Robert ahnt, daß er sich selbst – und auch ihr – keinen Gefallen damit getan hat, (Seelen-)Kontakt zuzulassen. Denn in jedem Moment, als er ihre Haus-Tür überschritten hat, hat er offensichtlich auch eine unsichtbare wie „unmögliche“ Beziehungsrenze überschriten, und ein Zurück gibt es nun nicht mehr. Ein spannender Psycho-Thriller. Mit viel „merkwürdigem“ Bauchgrummeln. Denn „Gut“ und „Böse“ oder „Nett“ und „Schlecht“ lassen sich hier nur in Ansätzen bestimmen. Natürlich benimmt sich Robert, praktisch gesprochen, „saudämlich“. Und hat das Pech, nicht auf eine „normale“ Traumfrau, sondern auf ein ebenfalls „verstörtes Wesen“ zu treffen. Das ihn nun ihrerseits „psycho-malträtiert“. Parallel dazu lassen ihm Ihr-Ex und eben auch seine Ex einfach keine Ruhe. Robert hat, auf deutsch gesagt, die zwischenmenschliche „Arschkarte“ gezogen und hat inzwischen die Stimmungsschnauze gestrichen voll. Fühlt sich immer elendiger. Zumal sich nun auch plötzlich die Polizei für ihn „zu interessieren“ beginnt. Weil Greg verschwunden ist. Und Robert ihn zuletzt gesehen und „verhauen“ hat. Die Schlinge um seinen kleinen bürgerlichen Hals wird immer enger.
Der 35jährige britische Schauspieler PADDY CONSIDINE („Hot Fuzz“/2007) als Voyeur und die 27jährige amerikanische Schauspielerin JULIA STILES („Das Bourne Ultimatum“/2007) als Vereinsamte/Suchende spielen das Haupt-Paar angeregt „gegen den Strich“. Will sagen, sie bedienen hier keine simplen „Bekloppten-Figuren“, sondern füllen ihre „eigenartigen Typen“ mit viel subtiler Kälte und reizvoll-unruhiger Charakter-Nähe.
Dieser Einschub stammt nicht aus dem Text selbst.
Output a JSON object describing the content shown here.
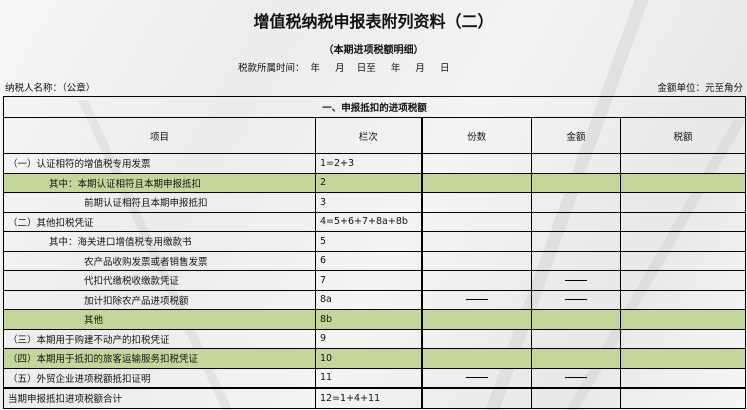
{
  "title": "增值税纳税申报表附列资料（二）",
  "subtitle": "（本期进项税额明细）",
  "period": "税款所属时间：  年     月    日至     年     月     日",
  "payer_label": "纳税人名称：（公章）",
  "unit_label": "金额单位：元至角分",
  "section_title": "一、申报抵扣的进项税额",
  "headers": [
    "项目",
    "栏次",
    "份数",
    "金额",
    "税额"
  ],
  "rows": [
    {
      "item": "（一）认证相符的增值税专用发票",
      "line": "1=2+3"
    },
    {
      "item": "其中：本期认证相符且本期申报抵扣",
      "line": "2"
    },
    {
      "item": "前期认证相符且本期申报抵扣",
      "line": "3"
    },
    {
      "item": "（二）其他扣税凭证",
      "line": "4=5+6+7+8a+8b"
    },
    {
      "item": "其中：海关进口增值税专用缴款书",
      "line": "5"
    },
    {
      "item": "农产品收购发票或者销售发票",
      "line": "6"
    },
    {
      "item": "代扣代缴税收缴款凭证",
      "line": "7"
    },
    {
      "item": "加计扣除农产品进项税额",
      "line": "8a"
    },
    {
      "item": "其他",
      "line": "8b"
    },
    {
      "item": "（三）本期用于购建不动产的扣税凭证",
      "line": "9"
    },
    {
      "item": "（四）本期用于抵扣的旅客运输服务扣税凭证",
      "line": "10"
    },
    {
      "item": "（五）外贸企业进项税额抵扣证明",
      "line": "11"
    },
    {
      "item": "当期申报抵扣进项税额合计",
      "line": "12=1+4+11"
    }
  ],
  "highlight_color": "#c4d79b"
}
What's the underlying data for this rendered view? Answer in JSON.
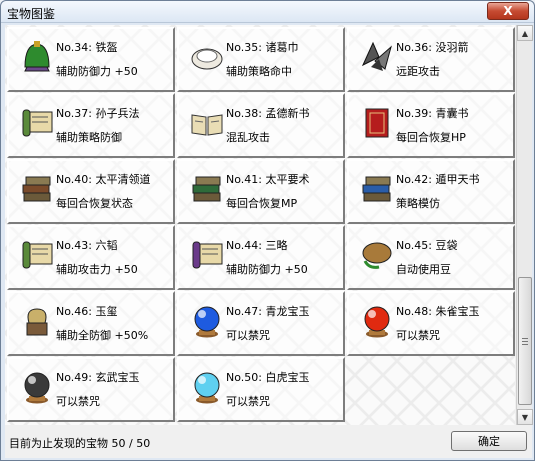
{
  "window": {
    "title": "宝物图鉴",
    "close_label": "X"
  },
  "items": [
    {
      "name": "No.34: 铁盔",
      "desc": "辅助防御力 +50",
      "icon": "helmet-icon"
    },
    {
      "name": "No.35: 诸葛巾",
      "desc": "辅助策略命中",
      "icon": "headscarf-icon"
    },
    {
      "name": "No.36: 没羽箭",
      "desc": "远距攻击",
      "icon": "arrowhead-icon"
    },
    {
      "name": "No.37: 孙子兵法",
      "desc": "辅助策略防御",
      "icon": "scroll-icon"
    },
    {
      "name": "No.38: 孟德新书",
      "desc": "混乱攻击",
      "icon": "open-book-icon"
    },
    {
      "name": "No.39: 青囊书",
      "desc": "每回合恢复HP",
      "icon": "red-book-icon"
    },
    {
      "name": "No.40: 太平清领道",
      "desc": "每回合恢复状态",
      "icon": "book-stack-icon"
    },
    {
      "name": "No.41: 太平要术",
      "desc": "每回合恢复MP",
      "icon": "green-books-icon"
    },
    {
      "name": "No.42: 遁甲天书",
      "desc": "策略模仿",
      "icon": "blue-books-icon"
    },
    {
      "name": "No.43: 六韬",
      "desc": "辅助攻击力 +50",
      "icon": "scroll-icon"
    },
    {
      "name": "No.44: 三略",
      "desc": "辅助防御力 +50",
      "icon": "purple-scroll-icon"
    },
    {
      "name": "No.45: 豆袋",
      "desc": "自动使用豆",
      "icon": "bean-bag-icon"
    },
    {
      "name": "No.46: 玉玺",
      "desc": "辅助全防御 +50%",
      "icon": "jade-seal-icon"
    },
    {
      "name": "No.47: 青龙宝玉",
      "desc": "可以禁咒",
      "icon": "blue-orb-icon"
    },
    {
      "name": "No.48: 朱雀宝玉",
      "desc": "可以禁咒",
      "icon": "red-orb-icon"
    },
    {
      "name": "No.49: 玄武宝玉",
      "desc": "可以禁咒",
      "icon": "black-orb-icon"
    },
    {
      "name": "No.50: 白虎宝玉",
      "desc": "可以禁咒",
      "icon": "white-orb-icon"
    }
  ],
  "footer": {
    "found_text": "目前为止发现的宝物 50 / 50",
    "ok_label": "确定"
  },
  "colors": {
    "orb_blue": "#1e5be0",
    "orb_red": "#e02a10",
    "orb_black": "#3a3a3a",
    "orb_white": "#5fd0f0"
  }
}
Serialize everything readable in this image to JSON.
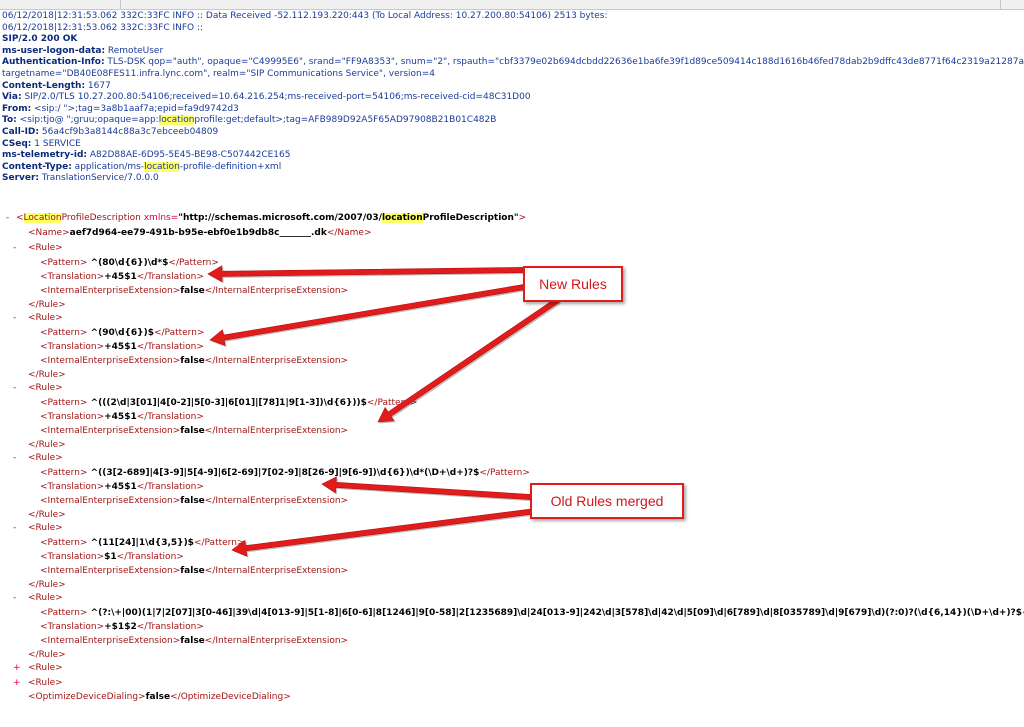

Was nachhaltigend beunruhigt und für extreme Thriller-Spannung sorgt. „Der Schrei der Eule“ ist kein Movie der wüsten, schnellen Kamera-Exzesse, Schnitt-Montagen, Handkamera-Wackeleien und trickreichen Fallstricke, sondern entwickelt sich kribbelnd-unaufgeregt wie angenehm-konventionell. Mit verstörendem Sinn für seelische Doppelböden und düsteren Tiefeinblicken. Eine ungewöhnliche, atmosphärische Spannungsreise, diese neueste filmische Highsmith-Adaption (= 4 PÖNIs).